Die rechtliche Würdigung
Das OLG Hamm stellt klar, dass der Begriff des „Wertes einer Sache“ im Sinne von § 485 Abs. 2 Nr. 1 ZPO restriktiv auszulegen ist. Gemeint sind nur gegenwärtige, objektivierbare Zustände und Werte tatsächlich existierender Sachen – nicht jedoch hypothetische, vergangenheits- oder zukunftsbezogene Entwicklungen im Vermögensbereich. Das Anliegen des Antragstellers ziele auf die hypothetische Bewertung entgangener Gewinne im Zusammenhang mit einer fiktiv gewährten Kassenarztzulassung, nicht jedoch auf die Bewertung einer konkreten Praxis oder eines tatsächlich vorhandenen Wirtschaftsguts. Selbst wenn eine Arztpraxis als Sachgesamtheit gelten könne, so betraf der Beweisantrag nicht den gegenwärtigen Wert dieser Praxis, sondern ein alternatives, nie realisiertes Szenario: den wirtschaftlichen Erfolg bei hypothetisch anderer rechtlicher Ausgangslage.
Maßgeblich für die Abgrenzung ist für das OLG der gesetzliche Zweck des selbständigen Beweisverfahrens: Es soll zur Sicherung konkreter Beweismittel dienen – nicht zur Erkundung hypothetischer Schadenskonstellationen. Eine Erweiterung des § 485 Abs. 2 Nr. 1 ZPO auf Vermögensschäden sei auch im Wege der Analogie ausgeschlossen. Der Gesetzgeber habe bewusst nur bestimmte Feststellungsziele (Zustand, Mangel, Wert einer Sache, Verletzung einer Person) erfasst. Eine teleologische Erweiterung, die auch abstrakte wirtschaftliche Bewertungen umfasse, würde den klaren Wortlaut unterlaufen und den Ausnahmecharakter des Verfahrens entwerten.
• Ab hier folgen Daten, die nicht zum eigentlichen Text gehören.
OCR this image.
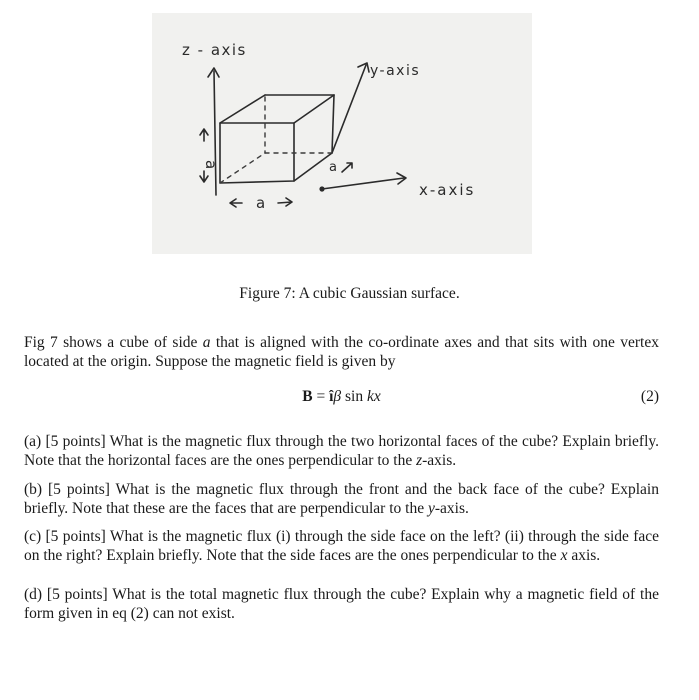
z - axis
y-axis
x-axis
a
a
a
Figure 7: A cubic Gaussian surface.
Fig 7 shows a cube of side a that is aligned with the co-ordinate axes and that sits with one vertex located at the origin. Suppose the magnetic field is given by
B = îβ sin kx	(2)
(a) [5 points] What is the magnetic flux through the two horizontal faces of the cube? Explain briefly. Note that the horizontal faces are the ones perpendicular to the z-axis.
(b) [5 points] What is the magnetic flux through the front and the back face of the cube? Explain briefly. Note that these are the faces that are perpendicular to the y-axis.
(c) [5 points] What is the magnetic flux (i) through the side face on the left? (ii) through the side face on the right? Explain briefly. Note that the side faces are the ones perpendicular to the x axis.
(d) [5 points] What is the total magnetic flux through the cube? Explain why a magnetic field of the form given in eq (2) can not exist.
Das Gericht hebt hervor, dass auch die Voraussetzungen des § 485 Abs. 1 ZPO nicht gegeben seien. Es sei nicht ersichtlich, dass ein Beweismittel – hier etwa Dokumente oder Zahlenreihen – in Verlust zu geraten oder seine Benutzung wesentlich erschwert zu werden drohe. Der Antragsteller könne durch eigene Dokumentationspflichten selbst dafür Sorge tragen, dass die wirtschaftlichen Kennzahlen erhalten bleiben. Der bloße Zeitablauf reiche als Begründung für die Besorgnis eines Beweisverlustes nicht aus.
Zur Zulassung der Rechtsbeschwerde
Die Entscheidung ist nicht rechtskräftig, das OLG Hamm hat die Rechtsbeschwerde wegen grundsätzlicher Bedeutung zugelassen. Die Frage, ob § 485 Abs. 2 ZPO auf Vermögensschäden analog anwendbar ist, sei bislang nicht höchstrichterlich entschieden worden und betreffe eine Vielzahl denkbarer Fälle, in denen wirtschaftliche Schadensfolgen rechtlich aufgearbeitet werden sollen, bevor ein streitiger Prozess geführt wird.
Fazit
Das OLG Hamm bekräftigt mit dieser Entscheidung die enge, wortlautgetreue Auslegung des § 485 Abs. 2 Nr. 1 ZPO und setzt der Ausdehnung des selbständigen Beweisverfahrens auf hypothetische Vermögensschäden enge dogmatische Grenzen. Wer entgangene Gewinne oder sonstige ökonomische Folgeschäden geltend machen will, ist auf das Erkenntnisverfahren mit vollständiger Anspruchsbegründung verwiesen. Die Entscheidung dient der Konturenschärfung des Beweisverfahrensrechts und schützt die Ziviljustiz vor seiner missbräuchlichen oder überdehnten Inanspruchnahme als Gutachtensinstanz für ungeklärte wirtschaftliche Fragen. Damit unterstreicht das Gericht den Sicherungscharakter des Verfahrens – nicht dessen Eignung zur vorbereitenden Schätzung komplexer Vermögenssachverhalte.